Football – today, it means many things to many people. It is played with oval balls and round balls. Fifteen-a-side, eleven-a-side, five-a-side and six-a-side. Under floodlights. On Friday night, or Saturday or Sunday mornings, afternoons and evenings. It is a summer game. It is a winter game. It can mean rugby union, rugby league; it can mean soccer, Gaelic football, Australian rules, American football, Canadian football and other points in between.
Much ink has been spilled on the emergence of various forms of football in the late middle and late nineteenth century in Britain. There were folk games with long histories, going back into the mists of time there was versions of football played in Britain’s elite public schools. There was great local variation in sizes of teams, lengths of time that games lasted, what constituted a score and so on. When you see football notices in the newspapers around Munster in the period 1860-1880, things were no different. In the period before the GAA, the IRFU or the IFA, football was a highly localised affair with many variations. Historians, myself included, have traced the move from these various disparate forms of football into their respective codes. The work of Conor Curran, Liam O’Callaghan, Neal Garnham and Paul Rouse, among others, has done much to aid our understanding this process in the Irish context. In this blog post though I wanted to take a look at some of the early reports of various football matches – where rules were unspecified and highly localised – to give you a flavour of what football in Munster was like before the rules were firmly established.
The highly localised nature of the game, and the fact that various kinds of football were all reported under the heading “Football” make it difficult to say just what these games might have looked like. Very often though they were two teams of anywhere between ten and thirty men playing from one end of a field to another with the aim of scoring a goal – getting the ball across the goal-line of the other team. The games were often messy affairs, with no clear winner emerging frequently.

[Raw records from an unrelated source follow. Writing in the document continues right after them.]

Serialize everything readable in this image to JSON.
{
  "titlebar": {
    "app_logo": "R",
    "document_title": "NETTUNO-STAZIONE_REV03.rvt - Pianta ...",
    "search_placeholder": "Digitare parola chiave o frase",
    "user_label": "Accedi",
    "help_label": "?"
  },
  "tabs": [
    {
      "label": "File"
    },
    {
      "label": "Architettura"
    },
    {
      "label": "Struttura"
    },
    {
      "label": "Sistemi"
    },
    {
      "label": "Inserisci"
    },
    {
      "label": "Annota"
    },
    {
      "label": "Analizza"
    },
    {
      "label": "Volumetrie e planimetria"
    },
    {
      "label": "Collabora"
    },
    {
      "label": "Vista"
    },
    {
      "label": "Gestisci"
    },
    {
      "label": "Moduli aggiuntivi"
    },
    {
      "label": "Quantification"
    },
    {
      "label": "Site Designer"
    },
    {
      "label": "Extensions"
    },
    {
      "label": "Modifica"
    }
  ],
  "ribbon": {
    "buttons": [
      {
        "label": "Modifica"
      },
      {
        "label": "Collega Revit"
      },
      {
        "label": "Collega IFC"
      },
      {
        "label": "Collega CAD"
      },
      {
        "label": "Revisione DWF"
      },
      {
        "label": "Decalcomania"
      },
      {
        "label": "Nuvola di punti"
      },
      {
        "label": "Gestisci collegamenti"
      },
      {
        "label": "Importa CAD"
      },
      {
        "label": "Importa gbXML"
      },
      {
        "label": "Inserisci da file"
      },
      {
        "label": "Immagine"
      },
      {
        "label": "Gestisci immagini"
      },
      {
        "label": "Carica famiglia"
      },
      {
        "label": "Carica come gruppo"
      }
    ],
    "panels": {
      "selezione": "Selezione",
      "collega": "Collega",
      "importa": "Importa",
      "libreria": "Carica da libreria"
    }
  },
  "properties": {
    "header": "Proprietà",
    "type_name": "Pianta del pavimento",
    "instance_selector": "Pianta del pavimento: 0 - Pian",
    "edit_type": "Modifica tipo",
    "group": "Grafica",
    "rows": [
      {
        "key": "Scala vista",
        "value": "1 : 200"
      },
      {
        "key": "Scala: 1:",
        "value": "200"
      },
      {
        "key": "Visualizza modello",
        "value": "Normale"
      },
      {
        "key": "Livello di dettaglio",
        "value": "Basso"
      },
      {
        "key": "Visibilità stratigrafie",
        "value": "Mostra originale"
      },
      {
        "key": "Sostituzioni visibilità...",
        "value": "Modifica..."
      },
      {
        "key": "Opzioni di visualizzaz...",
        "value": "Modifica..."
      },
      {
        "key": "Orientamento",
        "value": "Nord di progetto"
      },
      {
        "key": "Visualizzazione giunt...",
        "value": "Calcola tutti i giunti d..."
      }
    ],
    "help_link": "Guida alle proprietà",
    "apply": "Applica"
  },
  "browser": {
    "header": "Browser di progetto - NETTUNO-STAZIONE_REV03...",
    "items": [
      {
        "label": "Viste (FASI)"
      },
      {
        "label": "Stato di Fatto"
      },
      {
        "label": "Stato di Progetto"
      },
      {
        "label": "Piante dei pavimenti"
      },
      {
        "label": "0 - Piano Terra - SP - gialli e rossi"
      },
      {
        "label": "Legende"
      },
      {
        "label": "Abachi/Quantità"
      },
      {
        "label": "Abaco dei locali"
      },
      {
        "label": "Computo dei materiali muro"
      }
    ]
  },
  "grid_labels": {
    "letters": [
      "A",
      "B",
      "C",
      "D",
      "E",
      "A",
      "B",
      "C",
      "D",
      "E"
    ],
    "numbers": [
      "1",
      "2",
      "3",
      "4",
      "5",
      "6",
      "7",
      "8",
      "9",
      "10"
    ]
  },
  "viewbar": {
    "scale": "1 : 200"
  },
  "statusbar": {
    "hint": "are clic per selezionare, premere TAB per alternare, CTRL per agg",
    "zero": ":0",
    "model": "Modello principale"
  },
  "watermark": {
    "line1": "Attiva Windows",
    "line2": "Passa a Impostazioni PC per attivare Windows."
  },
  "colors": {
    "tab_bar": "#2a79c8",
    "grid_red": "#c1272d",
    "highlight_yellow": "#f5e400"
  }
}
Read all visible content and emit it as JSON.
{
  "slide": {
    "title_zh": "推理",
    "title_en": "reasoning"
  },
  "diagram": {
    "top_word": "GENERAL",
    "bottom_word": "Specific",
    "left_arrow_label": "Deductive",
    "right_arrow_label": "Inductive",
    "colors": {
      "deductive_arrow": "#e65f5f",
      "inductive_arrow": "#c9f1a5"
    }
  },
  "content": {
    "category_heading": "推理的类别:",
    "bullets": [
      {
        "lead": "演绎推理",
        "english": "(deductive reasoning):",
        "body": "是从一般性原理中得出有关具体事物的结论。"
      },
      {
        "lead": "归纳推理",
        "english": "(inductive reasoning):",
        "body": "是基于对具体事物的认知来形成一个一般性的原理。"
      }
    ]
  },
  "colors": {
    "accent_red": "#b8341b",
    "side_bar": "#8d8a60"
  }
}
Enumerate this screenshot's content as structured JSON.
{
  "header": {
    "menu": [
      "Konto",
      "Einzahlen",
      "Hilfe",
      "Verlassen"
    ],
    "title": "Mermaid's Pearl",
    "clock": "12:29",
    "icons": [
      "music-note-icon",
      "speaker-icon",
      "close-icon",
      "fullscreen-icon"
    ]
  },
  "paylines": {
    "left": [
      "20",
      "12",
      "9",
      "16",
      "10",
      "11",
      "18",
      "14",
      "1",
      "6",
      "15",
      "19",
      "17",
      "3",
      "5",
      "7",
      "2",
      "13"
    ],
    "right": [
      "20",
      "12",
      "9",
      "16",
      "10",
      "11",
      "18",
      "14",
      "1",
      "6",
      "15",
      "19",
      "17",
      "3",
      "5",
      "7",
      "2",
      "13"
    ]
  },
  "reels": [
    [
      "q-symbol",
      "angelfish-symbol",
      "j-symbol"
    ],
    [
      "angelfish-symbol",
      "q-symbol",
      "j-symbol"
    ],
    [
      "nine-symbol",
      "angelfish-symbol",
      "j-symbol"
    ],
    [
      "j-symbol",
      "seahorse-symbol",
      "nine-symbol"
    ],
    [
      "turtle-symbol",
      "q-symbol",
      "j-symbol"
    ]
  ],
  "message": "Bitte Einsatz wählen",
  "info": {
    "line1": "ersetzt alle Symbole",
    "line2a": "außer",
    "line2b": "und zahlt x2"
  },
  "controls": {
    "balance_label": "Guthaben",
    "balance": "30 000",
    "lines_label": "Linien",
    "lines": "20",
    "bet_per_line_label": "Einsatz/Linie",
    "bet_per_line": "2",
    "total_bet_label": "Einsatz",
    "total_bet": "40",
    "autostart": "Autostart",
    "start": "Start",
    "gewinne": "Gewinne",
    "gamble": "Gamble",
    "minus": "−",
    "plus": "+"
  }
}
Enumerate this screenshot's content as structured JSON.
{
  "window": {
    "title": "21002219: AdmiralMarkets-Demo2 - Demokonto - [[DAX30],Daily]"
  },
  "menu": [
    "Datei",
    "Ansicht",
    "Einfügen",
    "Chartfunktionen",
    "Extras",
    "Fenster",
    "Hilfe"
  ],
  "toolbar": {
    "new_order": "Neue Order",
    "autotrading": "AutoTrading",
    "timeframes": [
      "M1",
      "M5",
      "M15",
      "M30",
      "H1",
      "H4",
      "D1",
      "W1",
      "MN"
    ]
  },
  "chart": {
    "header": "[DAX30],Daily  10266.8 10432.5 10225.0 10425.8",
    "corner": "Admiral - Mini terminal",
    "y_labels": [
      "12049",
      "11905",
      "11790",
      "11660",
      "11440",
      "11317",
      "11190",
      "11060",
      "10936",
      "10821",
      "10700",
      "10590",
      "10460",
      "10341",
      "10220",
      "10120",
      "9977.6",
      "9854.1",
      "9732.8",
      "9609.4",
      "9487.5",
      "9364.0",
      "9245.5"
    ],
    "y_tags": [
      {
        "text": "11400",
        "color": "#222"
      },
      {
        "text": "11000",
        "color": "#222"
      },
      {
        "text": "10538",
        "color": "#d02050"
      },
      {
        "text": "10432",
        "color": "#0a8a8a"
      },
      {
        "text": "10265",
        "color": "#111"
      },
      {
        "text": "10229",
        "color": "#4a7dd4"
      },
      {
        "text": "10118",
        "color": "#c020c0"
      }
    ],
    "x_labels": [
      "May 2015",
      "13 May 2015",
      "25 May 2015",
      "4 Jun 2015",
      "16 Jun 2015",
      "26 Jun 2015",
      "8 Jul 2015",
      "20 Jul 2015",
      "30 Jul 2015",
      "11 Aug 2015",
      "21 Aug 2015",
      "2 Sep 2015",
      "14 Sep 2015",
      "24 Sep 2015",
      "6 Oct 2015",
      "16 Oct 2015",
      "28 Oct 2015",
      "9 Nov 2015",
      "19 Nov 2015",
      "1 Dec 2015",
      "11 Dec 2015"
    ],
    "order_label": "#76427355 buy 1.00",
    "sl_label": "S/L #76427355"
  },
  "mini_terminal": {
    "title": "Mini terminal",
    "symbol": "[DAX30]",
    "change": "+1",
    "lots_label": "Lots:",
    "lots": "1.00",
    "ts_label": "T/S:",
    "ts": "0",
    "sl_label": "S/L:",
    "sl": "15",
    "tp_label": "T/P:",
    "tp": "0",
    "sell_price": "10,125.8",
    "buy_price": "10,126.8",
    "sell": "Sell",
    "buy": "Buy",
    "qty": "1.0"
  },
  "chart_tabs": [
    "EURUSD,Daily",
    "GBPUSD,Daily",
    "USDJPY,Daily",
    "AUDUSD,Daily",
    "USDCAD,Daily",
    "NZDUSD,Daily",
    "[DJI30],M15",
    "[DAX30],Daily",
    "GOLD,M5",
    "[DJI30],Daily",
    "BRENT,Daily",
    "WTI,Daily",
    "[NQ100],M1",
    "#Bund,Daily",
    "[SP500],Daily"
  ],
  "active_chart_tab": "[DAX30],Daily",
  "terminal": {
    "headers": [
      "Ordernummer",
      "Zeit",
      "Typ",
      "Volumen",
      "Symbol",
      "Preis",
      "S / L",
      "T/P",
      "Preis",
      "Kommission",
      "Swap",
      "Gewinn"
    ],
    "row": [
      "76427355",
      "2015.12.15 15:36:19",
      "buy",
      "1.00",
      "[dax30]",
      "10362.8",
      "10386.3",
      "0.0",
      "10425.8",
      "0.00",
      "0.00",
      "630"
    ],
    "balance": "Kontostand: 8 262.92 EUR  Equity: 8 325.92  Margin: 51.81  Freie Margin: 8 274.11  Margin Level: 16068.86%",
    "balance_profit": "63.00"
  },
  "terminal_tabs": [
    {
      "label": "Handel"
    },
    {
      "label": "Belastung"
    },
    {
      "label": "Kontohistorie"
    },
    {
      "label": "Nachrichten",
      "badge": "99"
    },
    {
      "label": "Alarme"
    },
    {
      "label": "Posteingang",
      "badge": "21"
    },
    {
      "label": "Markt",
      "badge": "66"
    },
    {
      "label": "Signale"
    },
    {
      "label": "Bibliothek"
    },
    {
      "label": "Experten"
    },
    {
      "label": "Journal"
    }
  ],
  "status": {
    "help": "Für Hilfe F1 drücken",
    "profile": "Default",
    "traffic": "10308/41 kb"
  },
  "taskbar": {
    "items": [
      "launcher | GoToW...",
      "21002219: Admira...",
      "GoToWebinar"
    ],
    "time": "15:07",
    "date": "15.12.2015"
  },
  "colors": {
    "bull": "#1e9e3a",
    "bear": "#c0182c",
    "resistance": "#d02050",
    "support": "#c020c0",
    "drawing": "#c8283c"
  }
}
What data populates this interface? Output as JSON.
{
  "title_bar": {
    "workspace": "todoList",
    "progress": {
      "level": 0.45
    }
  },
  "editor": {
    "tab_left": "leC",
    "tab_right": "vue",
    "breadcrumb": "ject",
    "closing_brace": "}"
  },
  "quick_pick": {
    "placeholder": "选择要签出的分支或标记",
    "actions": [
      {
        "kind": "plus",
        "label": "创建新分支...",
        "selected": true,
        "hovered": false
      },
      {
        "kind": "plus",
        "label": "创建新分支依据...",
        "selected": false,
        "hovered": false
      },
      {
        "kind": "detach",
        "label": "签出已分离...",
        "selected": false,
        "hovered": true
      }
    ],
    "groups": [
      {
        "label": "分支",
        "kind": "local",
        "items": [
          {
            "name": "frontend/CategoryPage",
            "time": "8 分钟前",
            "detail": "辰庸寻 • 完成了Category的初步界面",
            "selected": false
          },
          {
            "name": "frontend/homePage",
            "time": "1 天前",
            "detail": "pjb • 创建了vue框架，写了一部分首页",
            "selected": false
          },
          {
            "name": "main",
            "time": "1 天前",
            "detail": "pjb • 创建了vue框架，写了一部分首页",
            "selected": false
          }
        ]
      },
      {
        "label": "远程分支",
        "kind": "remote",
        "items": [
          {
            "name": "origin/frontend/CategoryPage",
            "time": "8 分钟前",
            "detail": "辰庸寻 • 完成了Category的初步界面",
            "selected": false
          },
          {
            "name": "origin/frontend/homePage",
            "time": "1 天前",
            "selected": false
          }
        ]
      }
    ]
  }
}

There is evidence that football matches were used a means to cover up Fenian meetings as well in the 1860s. Take for instance these descriptions from the Cork Examiner:
As well being used as a cover for Fenian organisation and drill, football was sometimes a cover, or an excuse for faction fighting, as this report of the police attending a game of football in Coachford suggests:
As the 1860s gave way to the 1870s and rules were set for rugby and the association code, rugby began to make an appearance more and more in Cork and Limerick, and by the early 1880s in Waterford as well. In Cork, the Cork Football Club were the main driving force behind the emergence of the rugby code in the 1870s. They make their first appearance in the pages of the Cork Examiner in late 1868.
Rugby would take a firm hold in Cork in this period, with teams including the Cork FC, Knickerbockers, Montenotte, Queen’s College Cork and Rushbrooke all making regular appeareances. Indeed, a first inter-provincial game between Munster and Leinster would be played in late 1878.
Football in Waterford was similar to Cork in that there was local variation in the 1870s. Consider this game of football which took place in 1876 in Riverstown in Tramore, which was twenty-a-side and contested between married and umarried men:
In 1878, this game which took place near Kill, was like the game in Coachford, put on the radar of the authorities:
Previously, I had put the earliest reported game of rugby in Waterford as one between the Waterford Boat Club and the Waterford Bicycle Club in 1884. However, with the expansion of the Munster Express archive online at the Irish Newspapers Archive, I have been able to find new evidence of rugby being played in Waterford, centred chiefly around a city team and a team from Tramore in 1882.
The Waterford team also took on the Carrick Athletic, Cricket and Football Club. This club had been established in August of 1879 and had among its members future co-founder of the Gaelic Athletic Association, Maurice Davin. This club organised their first athletics day in November, which saw an estimated 3,600 people turn out to watch, according to the Munster Express. Among the prizes for the various races were a claret jug, a butter dish, silver lockets, a champagne knife, a breakfast cruet, a silver pin, an asparagus helper and a silver ring. When they played the Waterford FC, it was noted that while it was the Carrick men’s first time having a go at the rugby game, the Waterford players, despite their “juvenile appearance” next to the Carrick men, when it came to rugby they “had few superiors in the south of Ireland.”
By the middle of the 1880s, while most games are still being reported under the general heading of “Football”, the distinctions between the games being played is a good deal clearer, as this notice of the Carrick-On-Suir Athletic, Cricket & Football Club annual sports day shows in 1883, even before the founding of the GAA. There is a distinction between the “Irish game” and the “rugby union” code.
And then we have this game in between Callan and Ballyneal which explicitly states itself as being held under GAA rules in 1885.
And so it was that in Munster by the middle of the 1880s, a much clearer picture of the various codes of football that would be played emerged. Within twenty years football in this part of Ireland, as in the rest of the country, had changed from an amorphous, highly localised affair into various organised sports with distinct rules and organisations to help them develop.